Jane frowned and looked up at Kalla. "You're a might snippy today."
"Yes, well, one would think that you would have consulted me before bringing a new alien on board," Kalla sniffed.
"Yeah, you'd have thought," Jane snorted. "Circumstances, mister Kalla, do not always allow for luxuries. For the moment, she will bunk with me, in my quarters. We'll work out the particulars later."
"Is...there an issue with my joining your flock?" Megan frowned slightly as she seemed to deflate a bit. "I do not wish to cause any harm."
"Oh, come on!" Garcia stood from his compartment. If Jane didn't know better, she would have thought he was sparkling. "How can you do that to such an adorable bird!"
"Yeah, you bully!" Lema swiveled her chair around, giving Kalla a dark look.
"Fine," Kalla threw his hands up as he turned away. "Have it your way."
"Yay!" Garcia and Lema gave each other a high-five as they approached the confused raloi.
"So, what do you eat?" Lema asked first, pulling up her omnitool. "I should make sure we have the proper provisions."
"Oh, *skkleuynkkk*, usually," Megan seemed to perk up a bit as she engaged the pair of eager bridge crew. "But I can get by with anything that has the proper proteins."
"Hmm...didn't get through the translator," Lema tapped at her indicator light. Let's start with amino acids. Are yo levo, or dextro based?"
"I believe I am levo," Megan blinked as she glanced at Jane.
"That's what the scans say," Jane shrugged as she sat in her command seat.
"Okay….grains, meats, fluids?" Lema nodded as she began skimming through the ship's stock.
"I see," Megan nodded. "My people normally subsist of blood."
"Uh….what?" Garcia's eyes widened.
"Blood," Megan repeated, smiling. "Our tongue is designed to drain fluids from prey." She punctuated her sentence by sticking out a long fleshy tube from her beak.
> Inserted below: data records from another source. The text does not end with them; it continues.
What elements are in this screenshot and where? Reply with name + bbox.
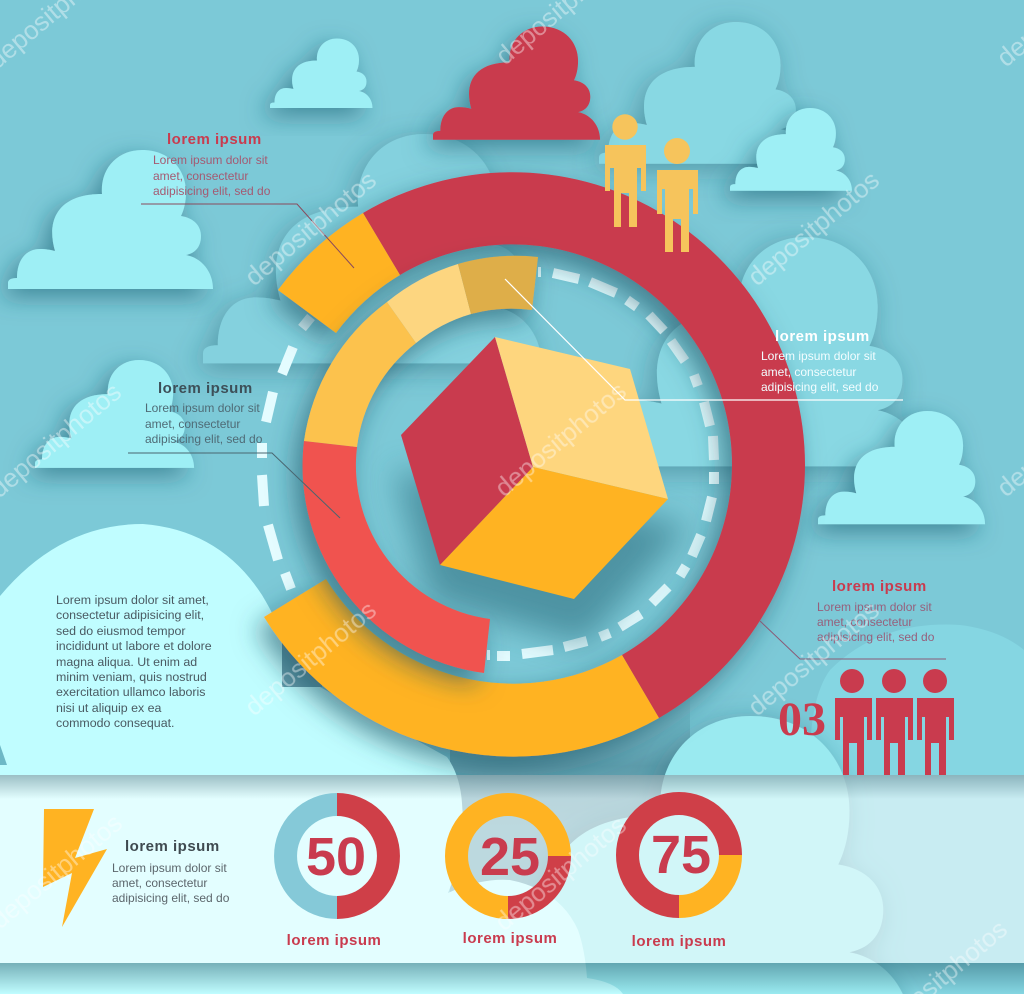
label: 75: lorem ipsum xyxy=(632,933,726,950)
text block: left paragraph xyxy=(56,593,212,730)
outer ring: yellow bottom segment xyxy=(264,579,659,757)
text block: lower right: amet, consectetur xyxy=(817,615,912,629)
text block: top-left: amet, consectetur xyxy=(153,169,248,183)
text block: panel: adipisicing elit, sed do xyxy=(112,891,230,905)
cloud: small top xyxy=(270,38,372,108)
pointer line: top-left label xyxy=(141,204,354,268)
text block: panel: amet, consectetur xyxy=(112,876,207,890)
panel: bottom strip xyxy=(0,775,1024,994)
text block: lower right: lorem ipsum xyxy=(832,578,927,595)
cloud: large lower centre xyxy=(449,716,910,994)
donut: 25: 25 xyxy=(480,827,540,887)
panel: inner top shadow xyxy=(0,775,1024,799)
text block: top-left xyxy=(153,131,271,198)
watermarks: depositphotos xyxy=(239,165,382,292)
text block: top-left: Lorem ipsum dolor sit xyxy=(153,153,268,167)
text block: left paragraph: minim veniam, quis nostrud xyxy=(56,670,207,684)
chart: outer ring xyxy=(264,172,805,757)
icon: two yellow people xyxy=(605,114,698,252)
text block: panel xyxy=(112,838,230,905)
cloud: small upper right xyxy=(730,108,852,191)
text block: left paragraph: nisi ut aliquip ex ea xyxy=(56,701,161,715)
panel: lower shadow band xyxy=(0,963,1024,994)
cloud: large lower right xyxy=(810,625,1024,994)
text block: left: amet, consectetur xyxy=(145,417,240,431)
text block: left paragraph: incididunt ut labore et dolore xyxy=(56,639,212,653)
text block: left paragraph: Lorem ipsum dolor sit amet, xyxy=(56,593,209,607)
label: 50: lorem ipsum xyxy=(287,932,381,949)
text block: right xyxy=(761,328,879,394)
cloud: red top xyxy=(433,26,600,140)
pointer line: cube to right label xyxy=(505,279,903,400)
text block: top-left: adipisicing elit, sed do xyxy=(153,184,271,198)
small teal notch xyxy=(0,745,7,765)
donut: 75: 75 xyxy=(651,825,711,885)
watermarks: depositphotos xyxy=(489,810,632,937)
pointer line: left label xyxy=(128,453,340,518)
donut: 50 xyxy=(286,804,388,908)
cloud: medium top right xyxy=(599,22,808,164)
watermarks: depositphotos xyxy=(742,595,885,722)
cloud: mid left xyxy=(35,360,194,468)
text block: left paragraph: consectetur adipisicing elit, xyxy=(56,608,204,622)
inner ring: coral segment xyxy=(303,441,490,673)
outer ring: yellow top-left segment xyxy=(278,213,400,333)
text block: left: adipisicing elit, sed do xyxy=(145,432,263,446)
icon: three red people xyxy=(835,669,954,775)
text block: panel: lorem ipsum xyxy=(125,838,220,855)
text block: panel: Lorem ipsum dolor sit xyxy=(112,861,227,875)
watermarks: depositphotos xyxy=(489,376,632,503)
inner ring: gold segment xyxy=(458,256,538,314)
shadow block under ring xyxy=(282,640,322,687)
text block: left: lorem ipsum xyxy=(158,380,253,397)
text block: lower right xyxy=(817,578,935,644)
watermarks: depositphotos xyxy=(239,595,382,722)
donut: 50: 50 xyxy=(306,827,366,887)
text block: right: amet, consectetur xyxy=(761,365,856,379)
outer ring: red segment xyxy=(363,172,805,718)
label: 25: lorem ipsum xyxy=(463,930,557,947)
icon: lightning bolt xyxy=(43,809,107,927)
text block: left paragraph: exercitation ullamco laboris xyxy=(56,685,205,699)
text block: left xyxy=(145,380,263,446)
inner ring: yellow segment xyxy=(304,302,416,447)
cloud: big left xyxy=(8,150,213,289)
text block: top-left: lorem ipsum xyxy=(167,131,262,148)
cloud: right xyxy=(818,411,985,524)
donut: 25 xyxy=(456,804,560,908)
shadow layer behind lower clouds xyxy=(450,690,690,994)
cloud: medium right behind ring xyxy=(584,237,922,466)
text block: lower right: adipisicing elit, sed do xyxy=(817,630,935,644)
number: 03: 03 xyxy=(778,693,826,746)
text block: lower right: Lorem ipsum dolor sit xyxy=(817,600,932,614)
text block: left paragraph: magna aliqua. Ut enim ad xyxy=(56,655,197,669)
chart: inner ring xyxy=(303,256,538,673)
text block: right: lorem ipsum xyxy=(775,328,870,345)
shadow around cube xyxy=(395,470,690,645)
cloud: medium left behind ring xyxy=(203,134,541,363)
cloud: pale lower left xyxy=(0,524,623,994)
watermarks: depositphotos xyxy=(742,165,885,292)
inner ring: light segment xyxy=(387,264,471,343)
text block: right: adipisicing elit, sed do xyxy=(761,380,879,394)
dashed ring xyxy=(262,272,714,656)
text block: left: Lorem ipsum dolor sit xyxy=(145,401,260,415)
text block: left paragraph: sed do eiusmod tempor xyxy=(56,624,186,638)
text block: right: Lorem ipsum dolor sit xyxy=(761,349,876,363)
pointer line: lower-right label xyxy=(760,621,946,659)
icon: cube xyxy=(401,337,668,599)
text block: left paragraph: commodo consequat. xyxy=(56,716,174,730)
donut: 75 xyxy=(628,804,730,906)
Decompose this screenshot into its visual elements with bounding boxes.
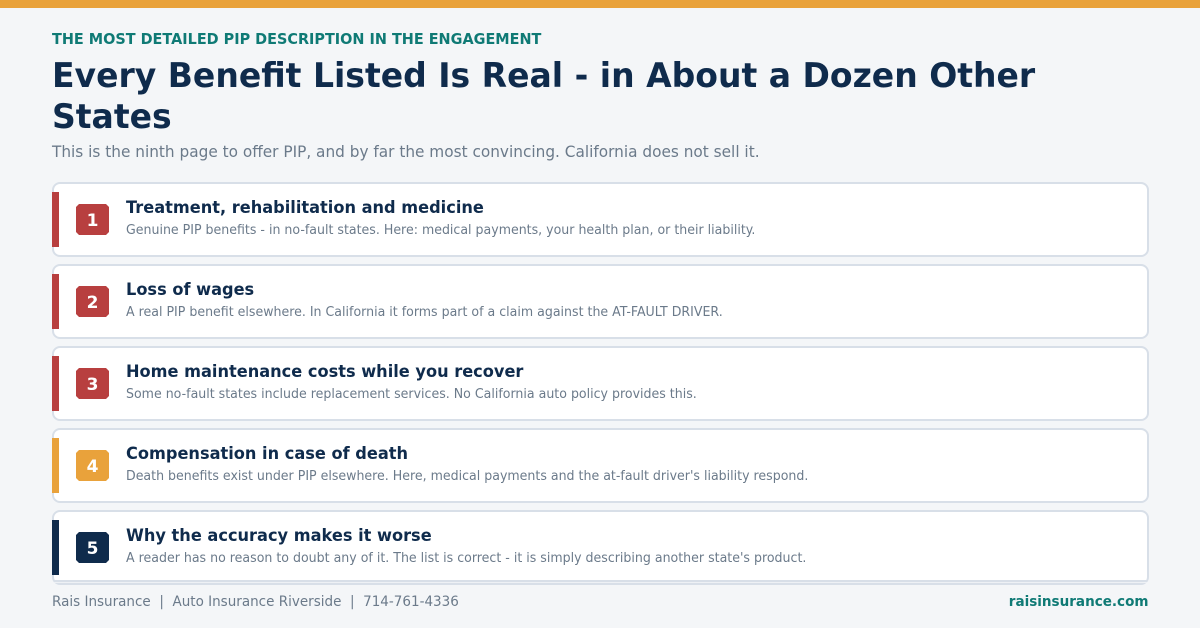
heading 5: Why the accuracy makes it worse (126, 526, 432, 546)
badge 3 (76, 368, 109, 399)
badge 1 (76, 204, 109, 235)
panel: item 5 (52, 510, 1149, 585)
badge 4 (76, 450, 109, 481)
top accent band (0, 0, 1200, 8)
heading 3: Home maintenance costs while you recover (126, 362, 523, 382)
text 1: Genuine PIP benefits - in no-fault states. Here: medical payments, your health plan, or their liability. (126, 223, 755, 238)
heading 4: Compensation in case of death (126, 444, 408, 464)
title: Every Benefit Listed Is Real - in About a Dozen Other States (52, 56, 1035, 137)
panel: item 4 (52, 428, 1149, 503)
panel: item 2 (52, 264, 1149, 339)
badge 5 (76, 532, 109, 563)
footer website: raisinsurance.com (1008, 594, 1148, 610)
badge 4: 4 (87, 457, 98, 477)
heading 1: Treatment, rehabilitation and medicine (126, 198, 484, 218)
heading 2: Loss of wages (126, 280, 254, 300)
badge 1: 1 (87, 211, 98, 231)
text 4: Death benefits exist under PIP elsewhere. Here, medical payments and the at-fault driver's liability respond. (126, 469, 808, 484)
subtitle: This is the ninth page to offer PIP, and by far the most convincing. California does not sell it. (52, 142, 760, 161)
badge 3: 3 (87, 375, 98, 395)
text 2: A real PIP benefit elsewhere. In California it forms part of a claim against the AT-FAULT DRIVER. (126, 305, 723, 320)
eyebrow heading: THE MOST DETAILED PIP DESCRIPTION IN THE ENGAGEMENT (52, 30, 541, 48)
badge 2: 2 (87, 293, 98, 313)
footer left text: Rais Insurance | Auto Insurance Riverside | 714-761-4336 (52, 594, 459, 610)
panel: item 3 (52, 346, 1149, 421)
panel: item 1 (52, 182, 1149, 257)
badge 2 (76, 286, 109, 317)
badge 5: 5 (87, 539, 98, 559)
text 5: A reader has no reason to doubt any of it. The list is correct - it is simply describing another state's product. (126, 551, 806, 566)
text 3: Some no-fault states include replacement services. No California auto policy provides this. (126, 387, 697, 402)
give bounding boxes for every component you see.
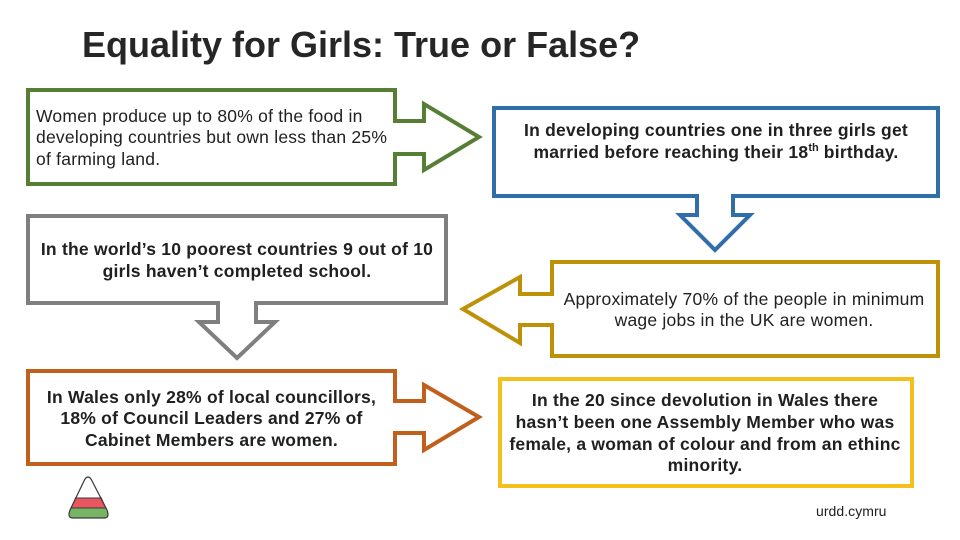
text: devolution: minority.	[668, 455, 742, 475]
text: school completion	[41, 239, 433, 281]
text: website: urdd.cymru	[816, 503, 887, 519]
text: food and land: of farming land.	[36, 149, 160, 169]
text: school completion: In the world’s 10 poorest countries 9 out of 10	[41, 239, 433, 259]
text: minimum wage: Approximately 70% of the people in minimum	[564, 289, 924, 309]
panel: green arrow box	[28, 90, 479, 184]
text: devolution	[509, 390, 901, 475]
text: food and land: Women produce up to 80% of the food in	[36, 106, 363, 126]
text: Wales councillors: In Wales only 28% of local councillors,	[47, 387, 376, 407]
text: food and land	[36, 106, 387, 169]
text: child marriage: In developing countries one in three girls get	[524, 120, 908, 140]
text: child marriage: married before reaching their 18th birthday.	[534, 142, 898, 162]
text: minimum wage	[564, 289, 924, 330]
text: food and land: developing countries but own less than 25%	[36, 127, 387, 147]
text: school completion: girls haven’t completed school.	[103, 261, 371, 281]
title: Equality for Girls: True or False?	[82, 24, 640, 64]
panel: gold arrow box	[463, 262, 938, 356]
text: Wales councillors: Cabinet Members are women.	[85, 430, 338, 450]
text: child marriage	[524, 120, 908, 162]
panel: yellow box	[500, 379, 912, 486]
panel: grey arrow box	[28, 216, 446, 358]
text: devolution: hasn’t been one Assembly Member who was	[516, 412, 894, 432]
icon: Urdd triangle logo	[69, 477, 108, 518]
text: Wales councillors	[47, 387, 376, 450]
panel: orange arrow box	[28, 371, 479, 464]
text: devolution: female, a woman of colour and from an ethinc	[509, 434, 901, 454]
text: Wales councillors: 18% of Council Leaders and 27% of	[60, 408, 363, 428]
panel: blue arrow box	[494, 108, 938, 250]
text: minimum wage: wage jobs in the UK are women.	[615, 310, 873, 330]
text: devolution: In the 20 since devolution in Wales there	[532, 390, 878, 410]
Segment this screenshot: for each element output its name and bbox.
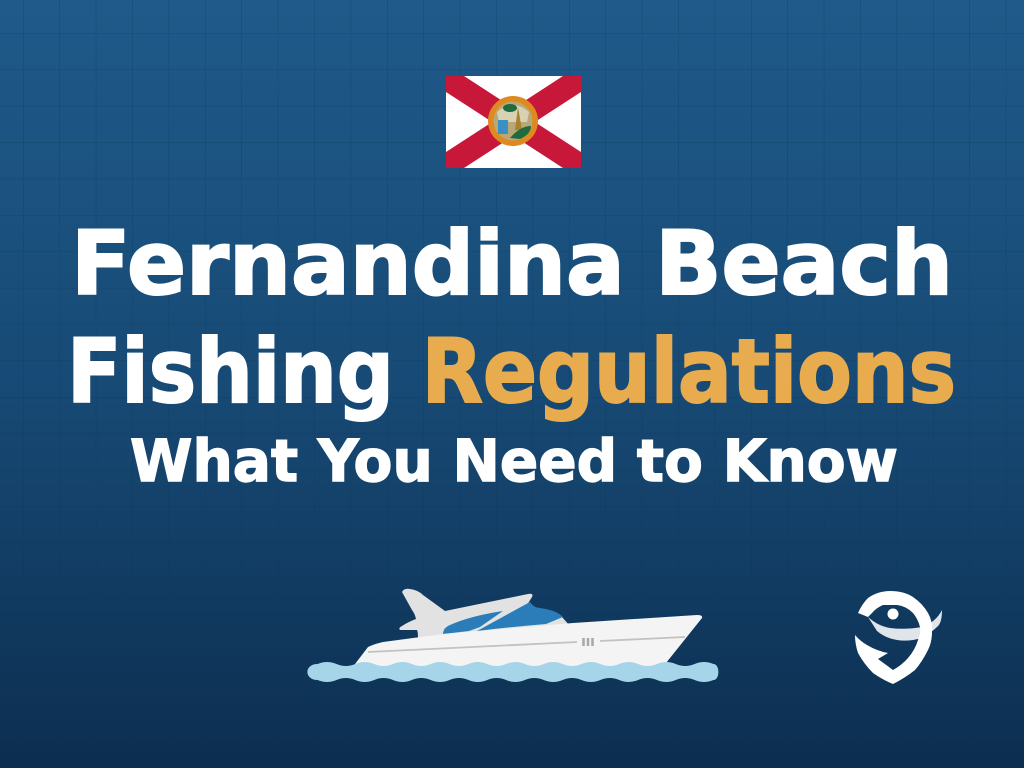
title (67, 212, 956, 495)
heading line: Fernandina Beach: Fernandina Beach (71, 212, 953, 315)
boat windows (443, 602, 563, 634)
icon: motor yacht on water (307, 589, 718, 682)
water waves (307, 662, 718, 682)
boat hull (352, 615, 702, 668)
subtitle: What You Need to Know (130, 427, 898, 495)
icon: Florida state flag (446, 76, 581, 168)
logo hook outline (855, 591, 932, 684)
logo eye (888, 608, 898, 620)
boat flybridge and fin (399, 589, 570, 642)
icon: fish hook logo (855, 591, 942, 684)
hull vents (584, 638, 592, 646)
hull stripe (368, 637, 685, 652)
heading line: Fishing Regulations: Fishing Regulations (67, 320, 956, 423)
logo fish band (868, 610, 942, 641)
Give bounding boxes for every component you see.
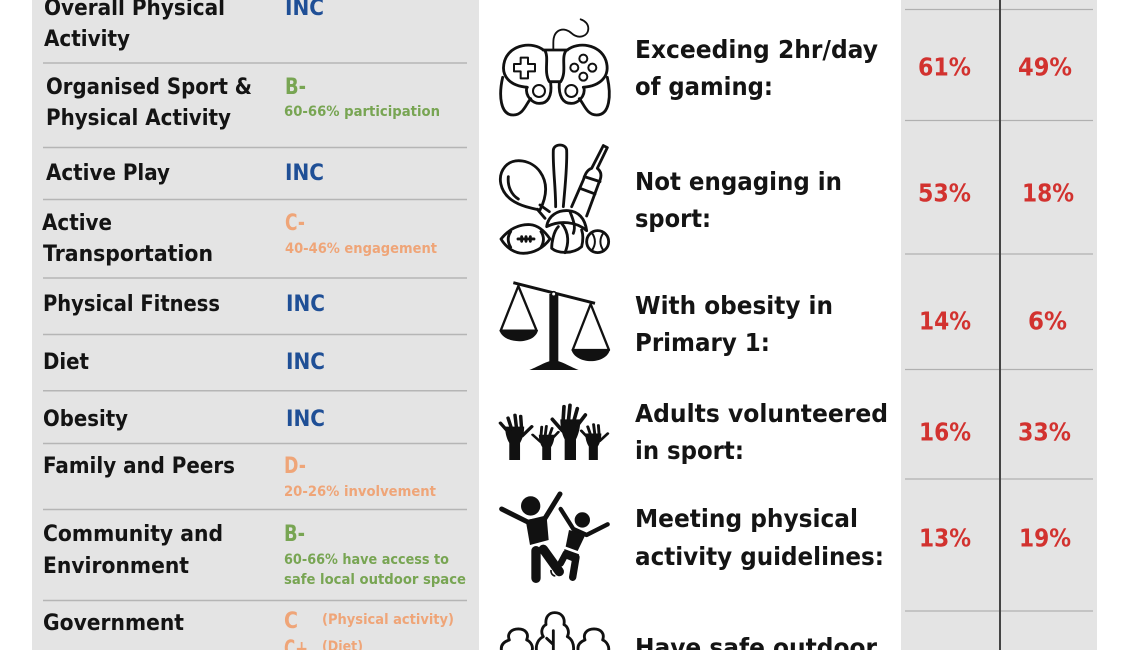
row: community and environment	[43, 521, 466, 588]
row: active transportation: 40-46% engagement	[285, 241, 437, 257]
text: meeting guidelines: Meeting physical	[635, 504, 858, 533]
row: community and environment: Environment	[43, 553, 189, 579]
row: volunteer percentages: 33%	[1018, 418, 1071, 446]
row: organised sport: Organised Sport &	[46, 74, 252, 100]
row: overall physical activity	[44, 0, 324, 52]
row: active transportation	[42, 210, 437, 267]
row: obesity: Obesity	[43, 406, 128, 432]
row: overall physical activity: Activity	[44, 26, 130, 52]
row: organised sport: 60-66% participation	[284, 104, 440, 120]
text: adults volunteered	[635, 399, 888, 465]
row: organised sport: B-	[285, 74, 306, 100]
row: government: C	[284, 608, 298, 634]
icon: raised hands	[500, 405, 608, 460]
icon: game controller	[501, 19, 609, 115]
panel: comparison percentages	[901, 0, 1097, 650]
row: active transportation: Active	[42, 210, 112, 236]
row: family and peers: D-	[284, 453, 306, 479]
row: obesity percentages: 14%	[919, 306, 971, 336]
text: not engaging in sport: Not engaging in	[635, 167, 842, 196]
row: volunteer percentages	[919, 418, 1071, 446]
row: community and environment: 60-66% have access to	[284, 552, 449, 568]
icon: weighing scales	[499, 283, 610, 370]
text: adults volunteered: Adults volunteered	[635, 399, 888, 428]
row: diet: INC	[286, 349, 325, 375]
row: government: (Physical activity)	[322, 612, 454, 628]
row: active transportation: C-	[285, 210, 305, 236]
text: adults volunteered: in sport:	[635, 436, 744, 465]
text: obesity in primary 1	[635, 291, 833, 357]
row: guideline percentages	[919, 524, 1071, 552]
row: family and peers	[43, 453, 436, 500]
row: sport percentages	[918, 178, 1074, 208]
row: obesity percentages: 6%	[1028, 306, 1067, 336]
row: physical fitness: INC	[286, 291, 325, 317]
row: sport percentages: 53%	[918, 178, 971, 208]
row: diet: Diet	[43, 349, 89, 375]
text: not engaging in sport: sport:	[635, 204, 711, 233]
row: active play	[46, 160, 324, 186]
icon: sports equipment	[500, 145, 609, 253]
row: family and peers: 20-26% involvement	[284, 484, 436, 500]
icon: trees	[501, 613, 609, 650]
text: not engaging in sport	[635, 167, 842, 233]
panel: grades table	[32, 0, 479, 650]
text: meeting guidelines: activity guidelines:	[635, 542, 884, 571]
row: family and peers: Family and Peers	[43, 453, 235, 479]
row: active transportation: Transportation	[43, 241, 213, 267]
row: gaming percentages: 49%	[1018, 52, 1072, 82]
row: physical fitness: Physical Fitness	[43, 291, 220, 317]
row: community and environment: safe local outdoor space	[284, 572, 466, 588]
text: obesity in primary 1: With obesity in	[635, 291, 833, 320]
row: community and environment: Community and	[43, 521, 223, 547]
row: government	[43, 608, 454, 650]
row: sport percentages: 18%	[1022, 178, 1074, 208]
row: diet	[43, 349, 325, 375]
row: guideline percentages: 13%	[919, 524, 971, 552]
row: organised sport: Physical Activity	[46, 105, 231, 131]
row: obesity	[43, 406, 325, 432]
row: obesity percentages	[919, 306, 1067, 336]
row: government: Government	[43, 610, 184, 636]
row: gaming percentages: 61%	[918, 52, 971, 82]
row: community and environment: B-	[284, 521, 305, 547]
row: gaming percentages	[918, 52, 1072, 82]
text: exceeding gaming	[635, 35, 878, 101]
row: active play: INC	[285, 160, 324, 186]
row: active play: Active Play	[46, 160, 170, 186]
row: volunteer percentages: 16%	[919, 418, 971, 446]
text: obesity in primary 1: Primary 1:	[635, 328, 770, 357]
icon: jumping children	[502, 494, 608, 578]
row: guideline percentages: 19%	[1019, 524, 1071, 552]
row: organised sport	[46, 74, 440, 131]
text: meeting guidelines	[635, 504, 884, 571]
row: obesity: INC	[286, 406, 325, 432]
text: exceeding gaming: of gaming:	[635, 72, 773, 101]
text: exceeding gaming: Exceeding 2hr/day	[635, 35, 878, 64]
It was pink with what looked like serrated teeth on the end. It reminded Jane of a lamprey mouth.
"Wicked!" Garcia leaned in, almost awkwardly close.
"That word is translated as a negative, but your tone indicated that it was a positive," Megan's tongue zipped back into her mouth as she looked confused. She didn't actually seemed concerned by Garcia's physical proximity, in fact, if anything, she leaned even closer as she examined his face.
"Oh, sorry," Garcia chuckled as he stepped back. "I meant it as I find your method of feeding, as well as your tongue, there, to be really interesting. It's so different from my people, they actually might find it a bit off putting, but I happen to find it neat."
"Yeah," Lema nodded, eye the raloi's beak. "A lot of species might be uncomfortable with that. Maybe warn them ahead of time, as to what to expect before whipping that out." The Lema's eyes widened slightly as she held up her hands. "No offense intended!"
"Of course!" Megan smiled widely. "We are a flock! You are giving me information I might need in order to better live! There is no offense in such a matter!"
"I am glad you feel that way," Lema nodded. "So, are you going to rest up, or would you like a tour of the ship? My shift is up in ten minutes."
"Hey, no fair!" Garcia frowned, looming over Lema. "I'm off in twenty and wanted to show her around!"
"Goddess," Jane grunted. "Set us a course for Bekenstein and you can call your relief early and the two of you show her around." Jane then turned to her new crew member and grinned. "And Megan, welcome to a life of piracy."
"Oooo…" Megan cooed much like a dove as she nodded. "I don't know what that means, but I am looking forward to learning!"
Quarian Lexicon
Realk: Cloth covering used by the quarians. It is used to describe not just the hood seen on most but any material adornment.